Pa. Rep. Coy says he won't seek re-election

January 28, 2004|by DON AINES

A fixture in the Pennsylvania House of Representatives for more than two decades, state Rep. Jeff Coy, D-Franklin/Cumberland, announced Tuesday he will not seek a 12th term.

"It has been the honor of my life to serve the people of Franklin and Cumberland counties. I'm proud of what we've accomplished together over the years, and I am confident that this district will continue to grow and prosper," Coy said in a press release announcing his decision to retire from the seat he has held since winning a tight race over incumbent Harry Bittle in 1982.

The press release contained no other statements by Coy regarding his decision to retire or his plans for the future.

Several calls to his Harrisburg, Pa., office Monday and Tuesday were not returned.

Since he was first elected, Coy has been challenged often by Republicans who have sought to win back the seat in a district where about 60 percent of the registered voters are Republicans.


"Jeff is amazing in that he always had to walk a political tightrope," said state Rep. Patrick Fleagle, who has served across the political aisle from Coy for 15 years.

He said Coy balanced the interests of a mostly conservative district while advancing to leadership positions within the Democratic Party.

"Jeff would snatch victory from the jaws of political defeat," he said.

Coy leadership

Democratic colleagues elected Coy as majority caucus chairman in 1993. Since 1995, he has served as minority caucus secretary, the fourth-highest leadership position in the caucus.

He also is treasurer of the Joint State Government Commission, a research arm of the General Assembly, and has served on the Local Government Commission, according to the press release.

"Jeff Coy has worked tirelessly on behalf of the residents of the 89th District. His leadership and dedication will be missed not only in Franklin and Cumberland counties, but also in the halls of the state Capitol where he is an outstanding leader in the House of Representatives," Gov. Ed Rendell said in a statement contained in Coy's press release.

"I've always admired Jeff for his ability to cross party lines and find common ground among various points of view. He's the kind of leader you can call on to bring opposing sides together on tough issues," Rendell said.

"The departure of Jeff Coy in the state legislature will not go unnoticed. Perhaps his greatest strength is his tenacity to get the job done and ability to build bridges within and between party lines," Democratic Whip Rep. Mike Veon said in Coy's press release.

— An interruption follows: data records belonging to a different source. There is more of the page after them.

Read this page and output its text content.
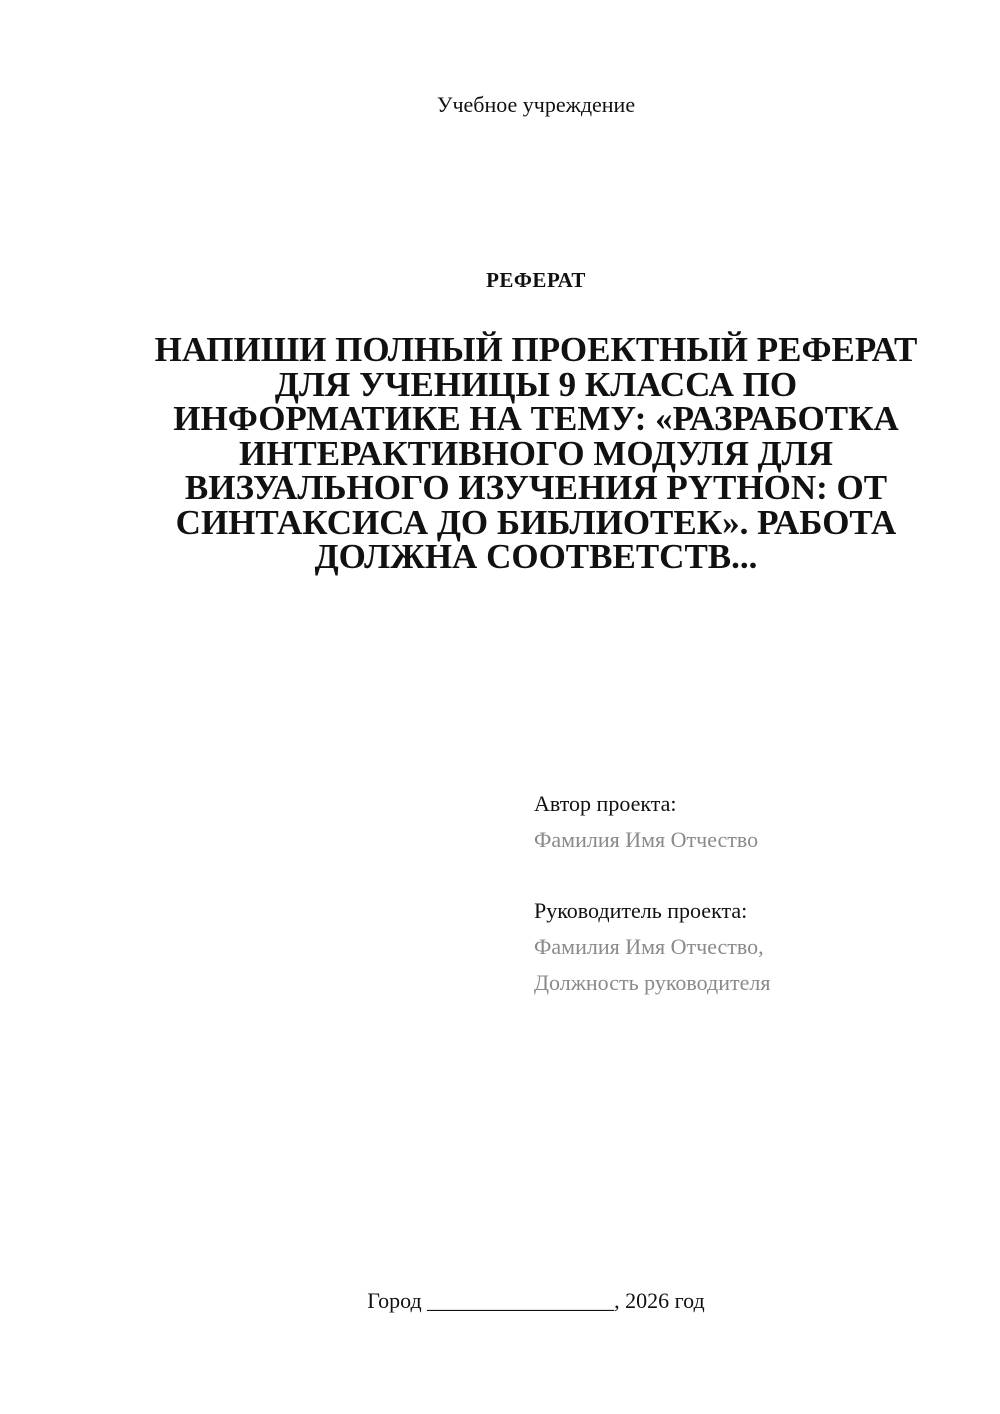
Учебное учреждение
РЕФЕРАТ
НАПИШИ ПОЛНЫЙ ПРОЕКТНЫЙ РЕФЕРАТ ДЛЯ УЧЕНИЦЫ 9 КЛАССА ПО ИНФОРМАТИКЕ НА ТЕМУ: «РАЗРАБОТКА ИНТЕРАКТИВНОГО МОДУЛЯ ДЛЯ ВИЗУАЛЬНОГО ИЗУЧЕНИЯ PYTHON: ОТ СИНТАКСИСА ДО БИБЛИОТЕК». РАБОТА ДОЛЖНА СООТВЕТСТВ...
Автор проекта:
Фамилия Имя Отчество
Руководитель проекта:
Фамилия Имя Отчество,
Должность руководителя
Город _________________, 2026 год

"I know Jeff has many years of community and public service left to give, but when he leaves the House it will be a real loss to his district, to our Democratic Caucus and to the Commonwealth," said Democratic House Leader Rep. William DeWeese.

"Jeff is a tremendous advocate in Harrisburg for the people of the 89th District," said Chambersburg Borough Council President William F. McLaughlin, a Republican. "He served it with honor and distinction for 22 years and will be hard to replace."

McLaughlin noted Coy's support for many projects within the district, particularly his efforts to secure funding for the Chambers-5 Business Park.

During his time in office, Coy has served nine years on the Chesapeake Bay Commission, including a term as its chairman.

He also is the most senior member of the Board of Governors of the State System of Higher Education, which oversees 14 state-owned universities, including Shippensburg University, from which Coy graduated in 1973.

Education has been a continuing interest of the legislator, according to his announcement. He led "the fight for quality preschool education, full-day kindergarten, smaller class sizes and safer schools," the press release stated.

"I think Jeff's at a point in his life where he's done and proven just about everything he needs to in that career," Fleagle said.